There's a number of things you can do before or while modding to avoid issues entirely:

  • Keep backups. It's not fun to keep reinstalling Halo or your tag set because you've gotten it into a bad state. Periodically back up your work, especially if you're unsure what the effects of something will be.
  • Take things one step at a time. Make small incremental changes and test them. This will help you avoid being unable to identify the change that caused a problem.
  • Use the latest versions of any tools you're relying on and read their documentation. Check for any "README" files that come with them. Don't use any obsolete tools.
  • Skim through tutorials that you'll follow so you know what to expect.
  • Read any relevant pages on this site.
  • Use officially released tags, or ones extracted with modern invader-extract rather than Refinery or HEK+.
  • If you're worried about making accidental changes, you can mark certain tag files as read-only. Guerilla will grey out fields for these tags.
  • Prevent the Windows virtual store from interfering when modding H1CE.

Troubleshooting issues

If you do have an unidentified problem, try applying the following general methods:

  • Study stock or extracted tags to see how Bungie and other modders accomplished something. Think about how tags might interact, e.g. through matching animation labels or object functions.
  • Have you kept any backups of your game files or tags that you can restore to a working state? Consider what has changed between then and now to narrow down the cause.
  • Reproduce the problem in isolation. Create a test map which reproduces your problem while ruling out any other causes. Try to eliminate each possibility until you're left with one probable cause.
  • Check reports\debug.txt. Tools like Sapien and Standalone produce logs where you can get more information about crashes.
  • With Halo's long history of modding, odds are someone has had a similar problem. Try searching for past discussions on community websites and Discord channels.
  • Look for information related to a previous game. Many features come from earlier iterations of the engine.

Asking for help

If you're totally stuck, ask for help. Here are some tips for getting an answer:

  • Explain your problem first rather than waiting for someone to offer help.
  • Explain what exactly you're trying to do, not just the problem you're facing.
  • List the steps you've taken so far and what you've done to troubleshoot.
  • Provide any helpful screenshots, logs, or relevant files.

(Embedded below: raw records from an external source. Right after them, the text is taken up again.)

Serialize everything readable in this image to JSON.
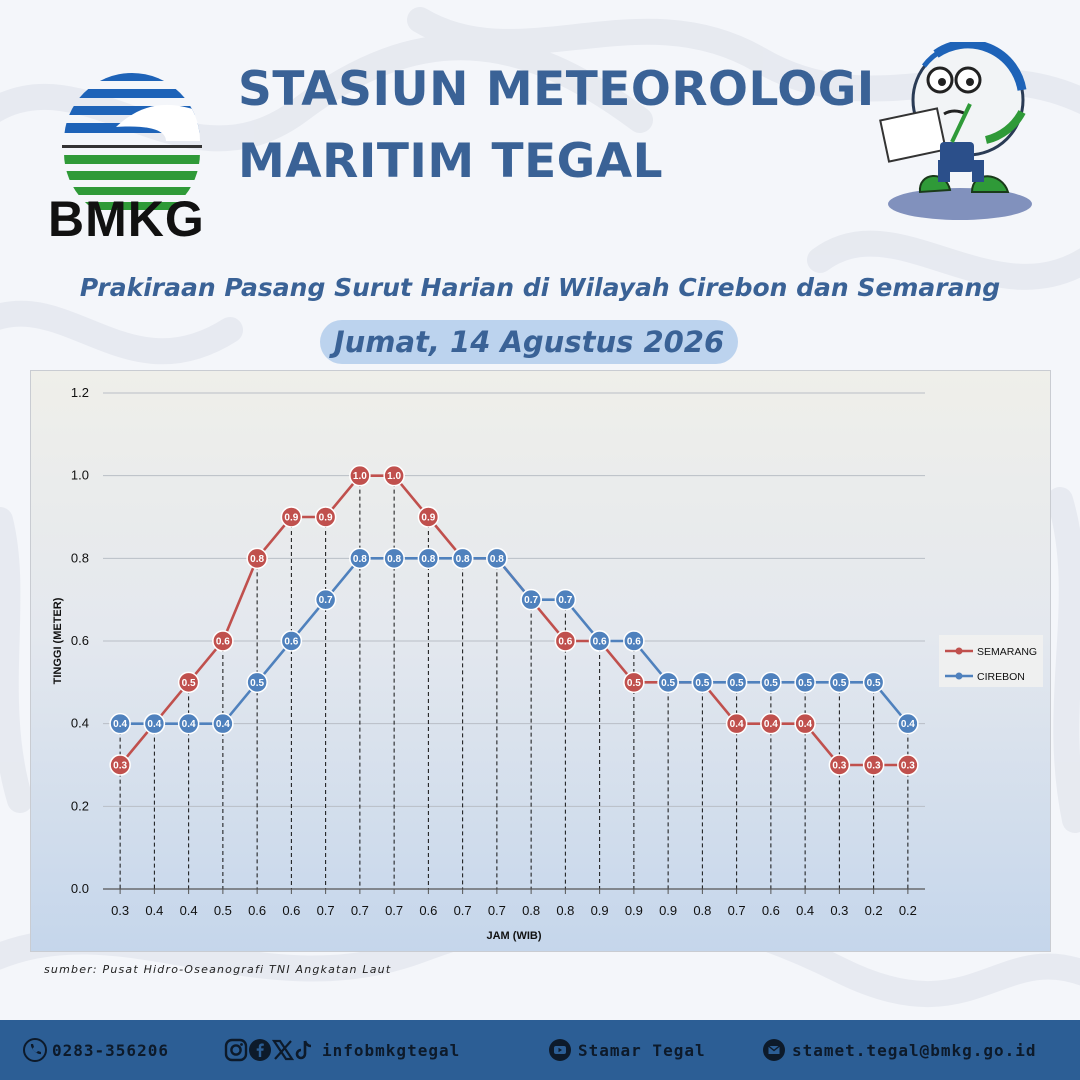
{
  "header": {
    "logo_text": "BMKG",
    "title_line1": "STASIUN METEOROLOGI",
    "title_line2": "MARITIM TEGAL",
    "subtitle": "Prakiraan Pasang Surut Harian di Wilayah Cirebon dan Semarang",
    "date": "Jumat, 14 Agustus 2026"
  },
  "colors": {
    "title": "#3a6296",
    "semarang": "#c0504d",
    "cirebon": "#4f81bd",
    "footer": "#2c5e95",
    "date_pill": "#bcd3ee"
  },
  "chart_data": {
    "type": "line",
    "xlabel": "JAM (WIB)",
    "ylabel": "TINGGI (METER)",
    "ylim": [
      0,
      1.2
    ],
    "yticks": [
      "0.0",
      "0.2",
      "0.4",
      "0.6",
      "0.8",
      "1.0",
      "1.2"
    ],
    "categories": [
      "0.3",
      "0.4",
      "0.4",
      "0.5",
      "0.6",
      "0.6",
      "0.7",
      "0.7",
      "0.7",
      "0.6",
      "0.7",
      "0.7",
      "0.8",
      "0.8",
      "0.9",
      "0.9",
      "0.9",
      "0.8",
      "0.7",
      "0.6",
      "0.4",
      "0.3",
      "0.2",
      "0.2"
    ],
    "grid": true,
    "legend_position": "right",
    "series": [
      {
        "name": "SEMARANG",
        "color": "#c0504d",
        "values": [
          0.3,
          0.4,
          0.5,
          0.6,
          0.8,
          0.9,
          0.9,
          1.0,
          1.0,
          0.9,
          0.8,
          0.8,
          0.7,
          0.6,
          0.6,
          0.5,
          0.5,
          0.5,
          0.4,
          0.4,
          0.4,
          0.3,
          0.3,
          0.3
        ]
      },
      {
        "name": "CIREBON",
        "color": "#4f81bd",
        "values": [
          0.4,
          0.4,
          0.4,
          0.4,
          0.5,
          0.6,
          0.7,
          0.8,
          0.8,
          0.8,
          0.8,
          0.8,
          0.7,
          0.7,
          0.6,
          0.6,
          0.5,
          0.5,
          0.5,
          0.5,
          0.5,
          0.5,
          0.5,
          0.4
        ]
      }
    ]
  },
  "source": "sumber: Pusat Hidro-Oseanografi TNI Angkatan Laut",
  "footer": {
    "phone": "0283-356206",
    "social_handle": "infobmkgtegal",
    "youtube": "Stamar Tegal",
    "email": "stamet.tegal@bmkg.go.id",
    "icons": [
      "phone-icon",
      "instagram-icon",
      "facebook-icon",
      "x-icon",
      "tiktok-icon",
      "youtube-icon",
      "mail-icon"
    ]
  }
}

As an example, this is NOT likely to get replies:

I tried to put some AI in my level but it doesnt work. Can anyone help?

It's hard to know if this means the map doesn't load, crashes, the AI aren't doing anything, or they can't be added in Sapien. It doesn't say if custom tags are being used and where they came from. Include some more details so people can narrow down the causes:

I want to make a level where AI fight each other. I downloaded some drone tags from this link and put them in my tags folder. When I add them to my bipeds palette in Sapien it says "Not all selected tags could be added to the palette". Here's a screenshot of my debug.txt and where I put the tags.

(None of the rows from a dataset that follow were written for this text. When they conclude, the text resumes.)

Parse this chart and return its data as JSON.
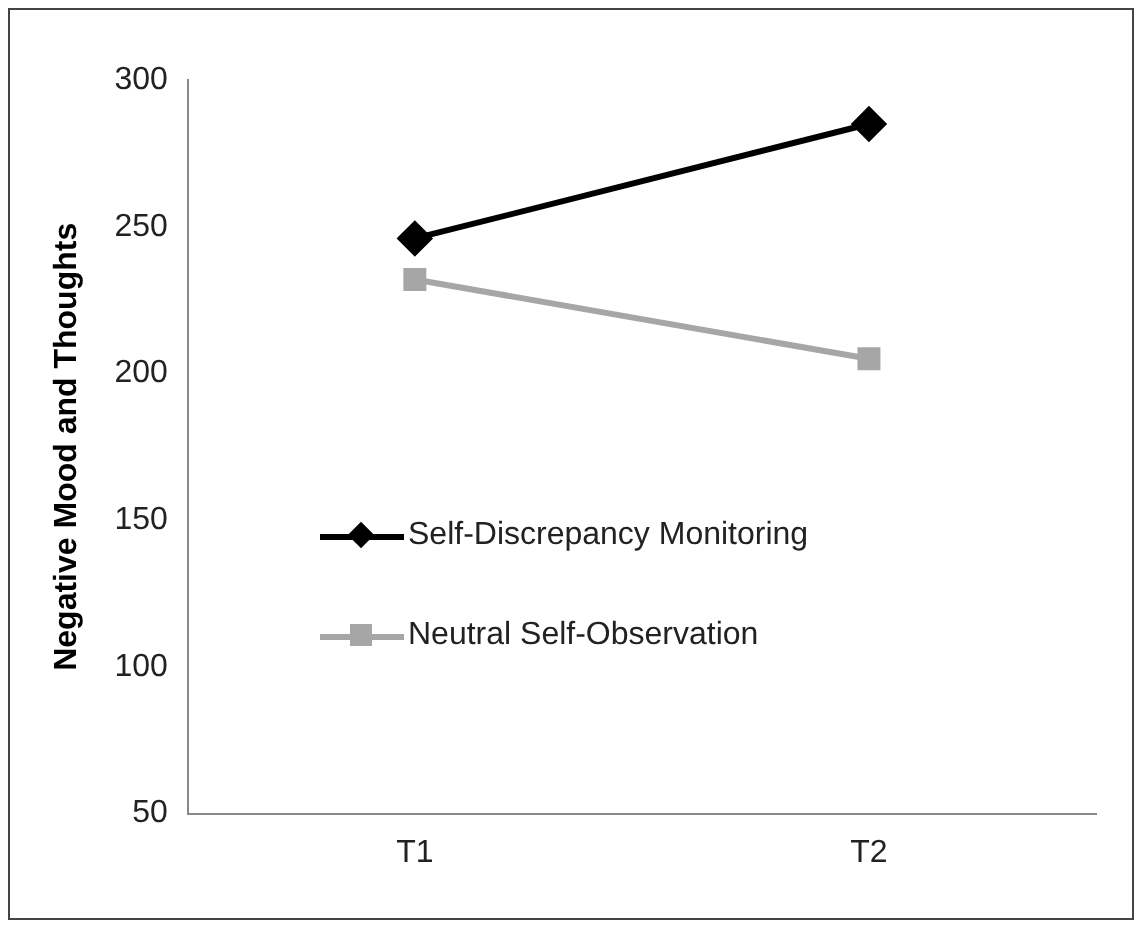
{
  "chart_data": {
    "type": "line",
    "ylabel": "Negative Mood and Thoughts",
    "categories": [
      "T1",
      "T2"
    ],
    "series": [
      {
        "name": "Self-Discrepancy Monitoring",
        "color": "#000000",
        "marker": "diamond",
        "values": [
          246,
          285
        ]
      },
      {
        "name": "Neutral Self-Observation",
        "color": "#a6a6a6",
        "marker": "square",
        "values": [
          232,
          205
        ]
      }
    ],
    "ylim": [
      50,
      300
    ],
    "yticks": [
      50,
      100,
      150,
      200,
      250,
      300
    ],
    "grid": false,
    "legend": "left",
    "line_style": "solid"
  }
}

This is easy to answer with the additional context; the likely cause of the error is missing tag dependencies or putting the downloaded tags in the wrong location under tags\. From this question we can also offer the advice that bipeds won't do anything on their own and you need to set up encounters for them to behave like AI.

If nobody is answering, it might just mean that nobody knows and you're gonna have to figure it out on your own. If you do solve your own problem, be sure to post a reply so others can benefit from what you learned. Maybe we'll use it for the wiki!